I just finished “sleeping rough” in front of Westminster Abbey to have the best seat for photographing the Royal Wedding of the Duke and Duchess of Cambridge, formerly Prince William and Kate Middleton. The Abbey West Door was directly in front of my pitch where I enjoyed all my new friends who were also celebrating this momentous occasion. As the minutes passed into hours and the hours passed into days, I realized I had never really paid much attention to the Abbey’s clock. I heard Big Ben on the Houses of Parliament all day long, day after day, but suddenly I realized that there were no chimes connected with the Abbey Clock. When the subject came up, I discussed with my very knowledgeable “sleeping rough” friends how to read the Abbey clock which had only one hand. We found out that the clock was completed in 1745 and has a face on all three sides of one of the west-facing towers. We all watched the one hand move from hour to hour and realized that when the hand was half way between one hour (say 7:00) and the next hour (say 8:00), it was 7:30. When it was not quite half way between numbers, it was 7:15. For the 18th century, absolute accuracy must not have been so important, but I am certain people quickly learned to be very accurate and knew how to read the clock precisely.
That old 1745 Abbey clock and I became very good friends over my 3-day camp-out.
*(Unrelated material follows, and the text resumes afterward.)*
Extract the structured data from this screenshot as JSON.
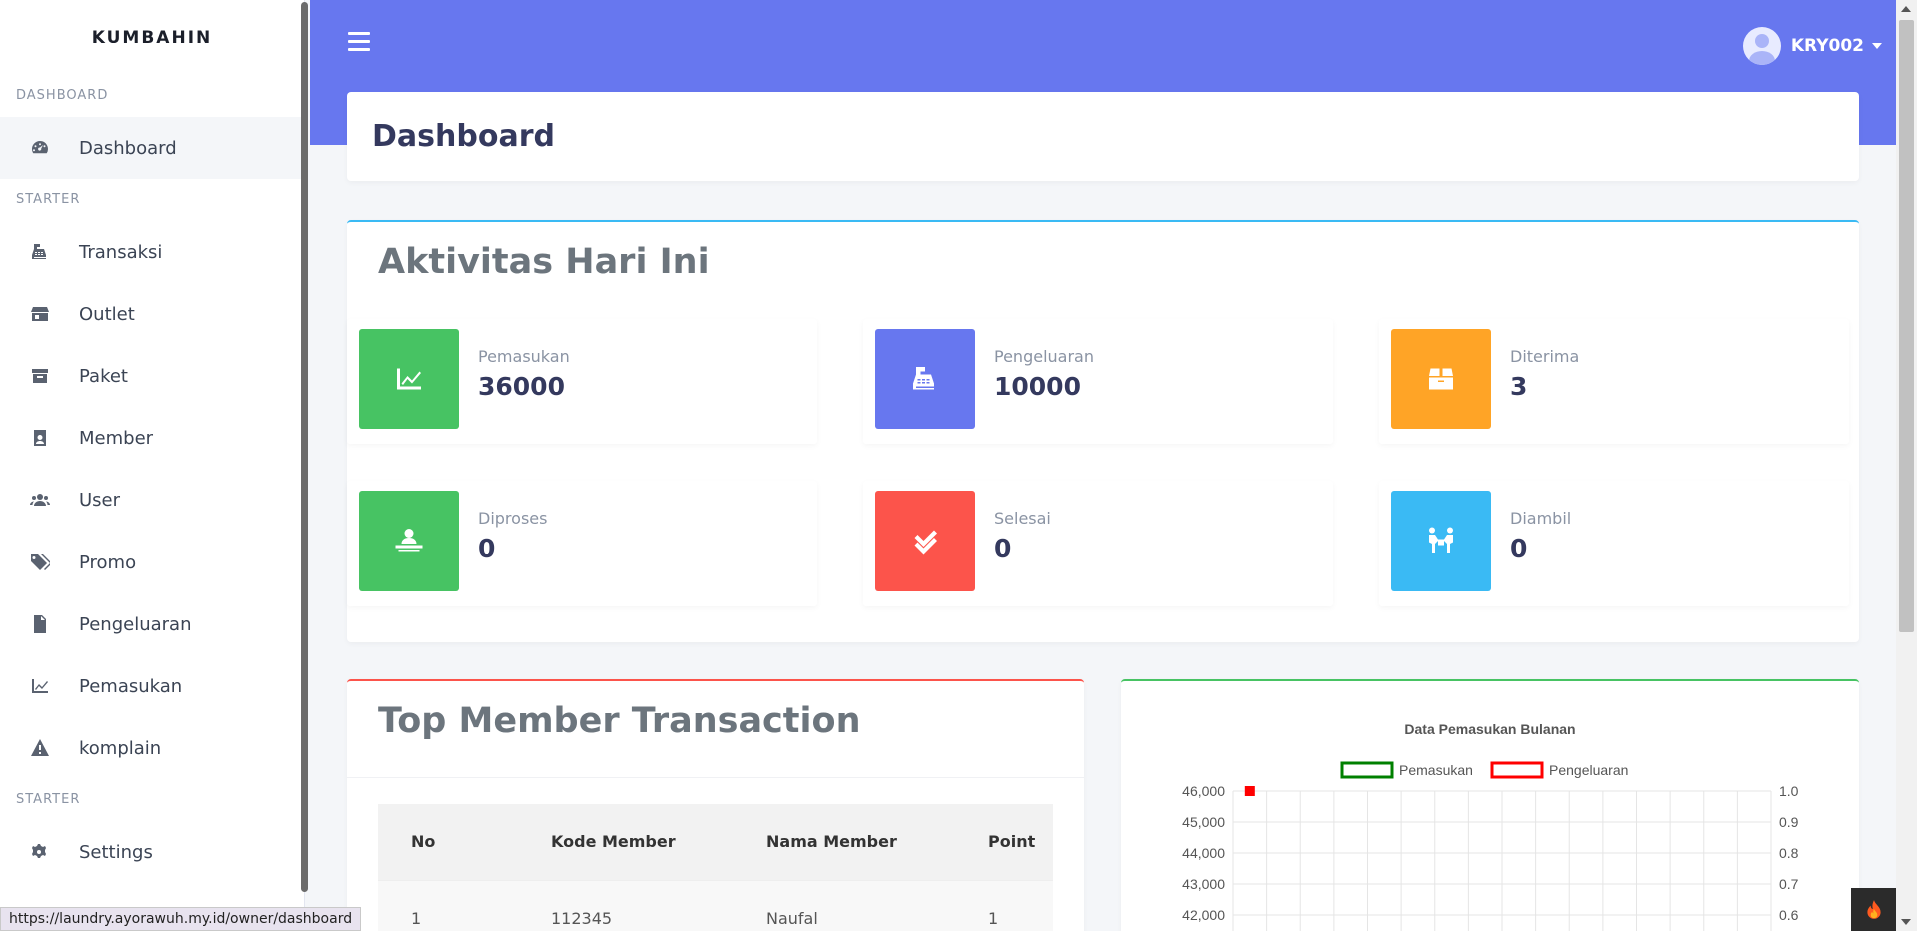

I often thought to myself that this old clock has told the hour for three centuries and read by millions of people who have enjoyed being in front of the Abbey Church, right where I was spending a lot of wonderful hours.
When you are at the Abbey, have a look. When I first arrived at my campsite, I heard someone say: WHAT GOOD IS THAT CLOCK? IT TELLS ONLY THE HOUR. Wow! Perhaps we have put ourselves into schedules which are clocked right down to the second. What have we gotten for it all? You are right! Ulcers.